That night, I had a dream that I had woken up, and he was just waking up on the couch. I asked him if he wanted toast, and he said yes, so I made some. 

When I woke up for real, I went into the kitchen and found a few slices of bread out on the counter!!


----------



## coolj (Dec 12, 2000)

When I have a food dream, I'm usually dreaming that I'm at work, but the thing is that these particular dreams feel like I'm actually there. This one time, though, I had a really messed up dream where I was drowning in a swimming pool full of butter, don't ask me to explain that one, because it's to weird for words. As for your dream, CH, it sort of sounds like something out of the world of Harry Potter.


----------



## shroomgirl (Aug 11, 2000)

Butter poached PETA


----------



## culinarian247 (Jan 21, 2002)

Last night I was being chased by buttercream. My wife says it's a sign telling me NOT to eat her doggone buttercream.  It's just too good to leave alone..........


----------



## katbalou (Nov 21, 2001)

my recurrent night mare was that the computer dupes kept coming and coming and i had a spatula in my hand to keep flipping the burgers on the grill. of course this was at a time i was in a job i really hated!!! no matter how fast if flipped the patties they just kept appearing, and i always woke up with the carpal tunnel pain in my arm!! i must've been doing the motion in my sleep!! it's a miracle i never cracked my husband over the head in one of these episodes.  
kat


----------



## chrose (Nov 20, 2000)

Nancy,
Nex time I have a real stumper I'll get in touch. Interesting analysis. Probably partially right in some aspects. I didn' think about it until just now, but I had another food related dream last night.

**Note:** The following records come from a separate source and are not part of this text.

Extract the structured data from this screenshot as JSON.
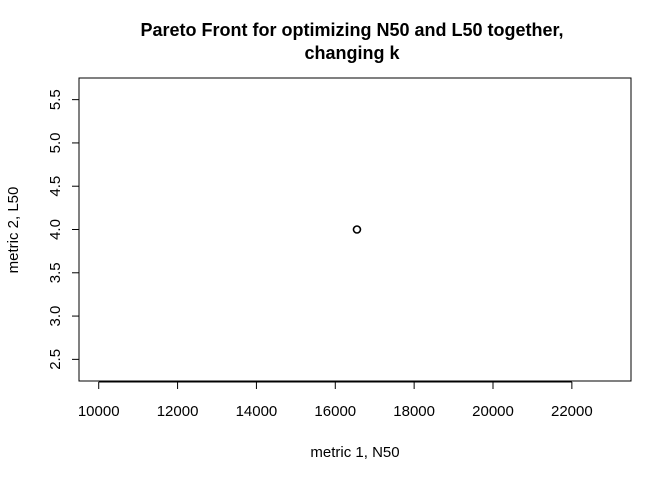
{
  "chart_data": {
    "type": "scatter",
    "title_lines": [
      "Pareto Front for optimizing N50 and L50 together,",
      "changing k"
    ],
    "xlabel": "metric 1, N50",
    "ylabel": "metric 2, L50",
    "xlim": [
      9500,
      23500
    ],
    "ylim": [
      2.25,
      5.75
    ],
    "x_ticks": [
      10000,
      12000,
      14000,
      16000,
      18000,
      20000,
      22000
    ],
    "y_ticks": [
      2.5,
      3.0,
      3.5,
      4.0,
      4.5,
      5.0,
      5.5
    ],
    "y_tick_labels": [
      "2.5",
      "3.0",
      "3.5",
      "4.0",
      "4.5",
      "5.0",
      "5.5"
    ],
    "points": [
      {
        "x": 16550,
        "y": 4.0
      }
    ],
    "marker": "open-circle",
    "grid": false
  }
}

I don't really recall it, but it involved trying to fix something in a big kitchen, finding myself outside witnessing a small plane crash and rushing back in to get to the kitchen where I know I had orders piling up, except that the chef was chinese and the restaurant, though not really a restaurant was chinese of some sort...
Man this is nothing. I have the absolute weirdest dreams in the world! Frued would have a field day!


----------